If the public is unaware, more than 1,150 companies and advocacy groups are very tuned in, and they have deployed about 2,810 climate lobbyists to Capitol Hill, an increase of more than 400 percent from six years earlier, according to an analysis of disclosures filed with the Senate Office of Public Records. Spending on the lobbying this year so far in the United States is at least $47 million. Senate advocates aim to build support much as it was achieved in the legislation that narrowly passed the House this summer — by giving a boost to businesses that fear they’ll be hurt by measures raising the cost of the coal that supplies half the nation’s electricity. But the concessions have not won over opponents like Don Blankenship, chief executive of Massey Energy, the largest coal producer in central Appalachia, who forcefully disputes the science of global warming. Although that makes him an outlier in the public debate, his argument that the bill will cost jobs at the same time “it will increase global pollution by moving production to unregulated countries like China” causes worry on Capitol Hill.

Blankenship is just one of the business opponents who have worked to rally citizen ire — a campaign that has resulted in hundreds of alarmed phone calls to Senate offices. Given the power of industry lobbying in Washington, advocates see the best hope for the legislation’s passage as the competing U.S. businesses that support action, ranging from power companies that want predictable energy policy to high-tech firms that aim to market climate solutions.

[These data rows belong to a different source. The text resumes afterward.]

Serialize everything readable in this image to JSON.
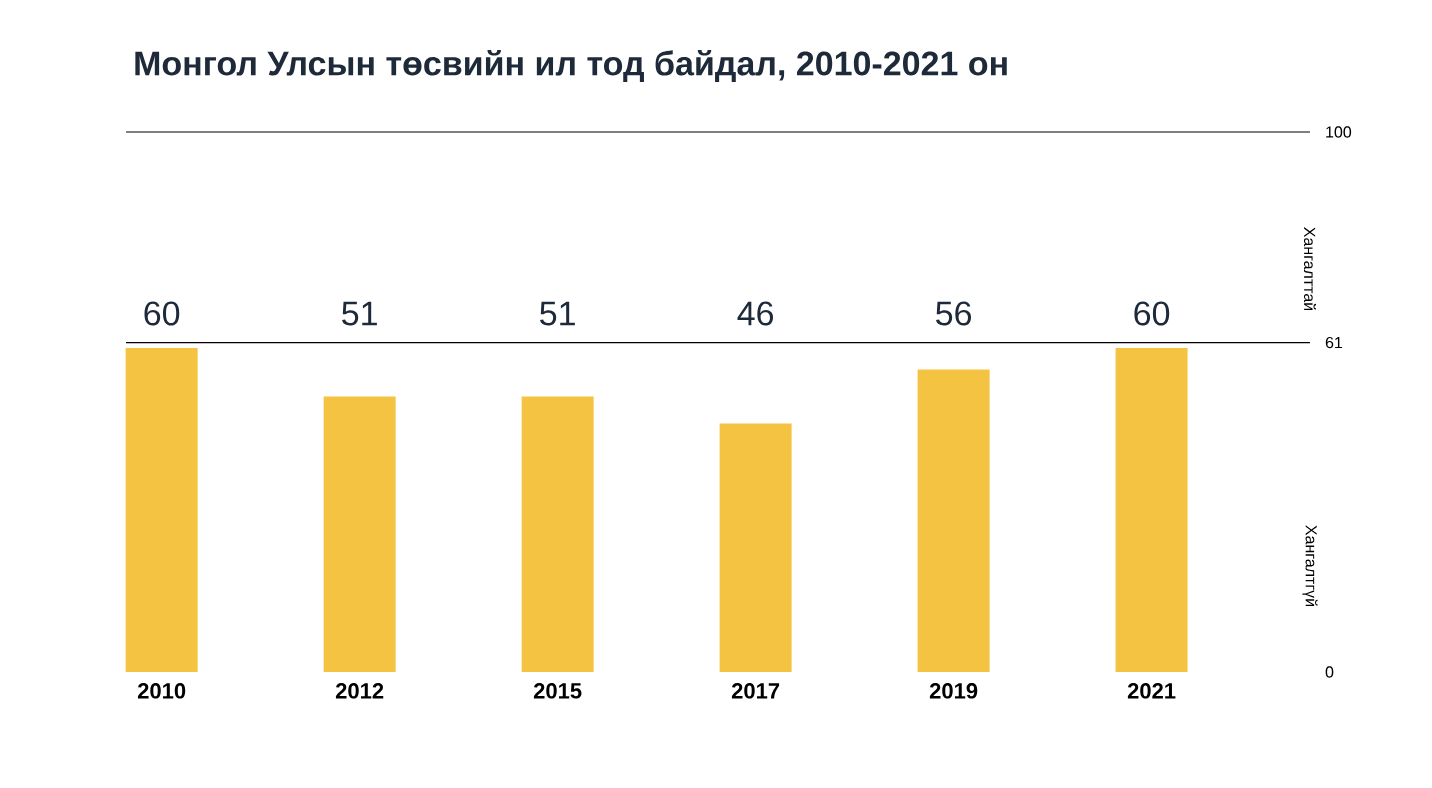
{
  "chart_data": {
    "type": "bar",
    "title": "Монгол Улсын төсвийн ил тод байдал, 2010-2021 он",
    "categories": [
      "2010",
      "2012",
      "2015",
      "2017",
      "2019",
      "2021"
    ],
    "values": [
      60,
      51,
      51,
      46,
      56,
      60
    ],
    "color": "#f5c342",
    "data_labels": true,
    "ylim": [
      0,
      100
    ],
    "yticks": [
      0,
      61,
      100
    ],
    "grid": false,
    "ref_lines": [
      {
        "axis": "y",
        "value": 61,
        "color": "#000000"
      }
    ],
    "annotations": [
      "Хангалттай",
      "Хангалтгүй"
    ]
  }
}
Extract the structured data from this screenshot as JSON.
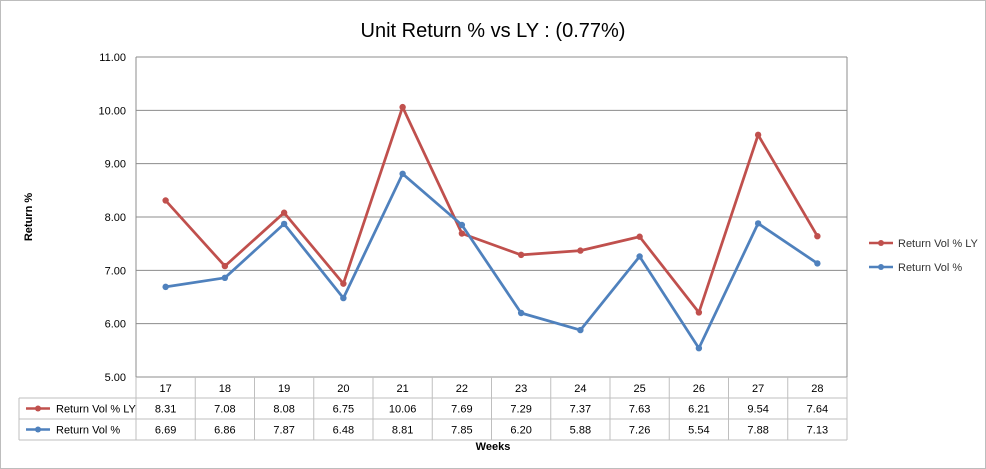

Dan Reicher, director of climate change and energy initiatives at Google, who also was a member of President Barack Obama’s transition team, is confident climate action can gain support in the U.S. Congress, if it has plenty of flexibility and opportunity for businesses. But he is under no illusions it will be easy. “It shouldn’t be a surprise to anyone that there’s a major proportion of our economy that’s built around traditional energy supplies, and would indeed feel some impact from controlling carbon emissions,” he says. “So that’s what has to be sorted out politically.” At a recent conference in Washington on energy efficiency — a pursuit Google aims to advance by providing people real-time home electricity information — Reicher summed up the climate change politics succinctly: “This is going to be an epic, epic struggle.”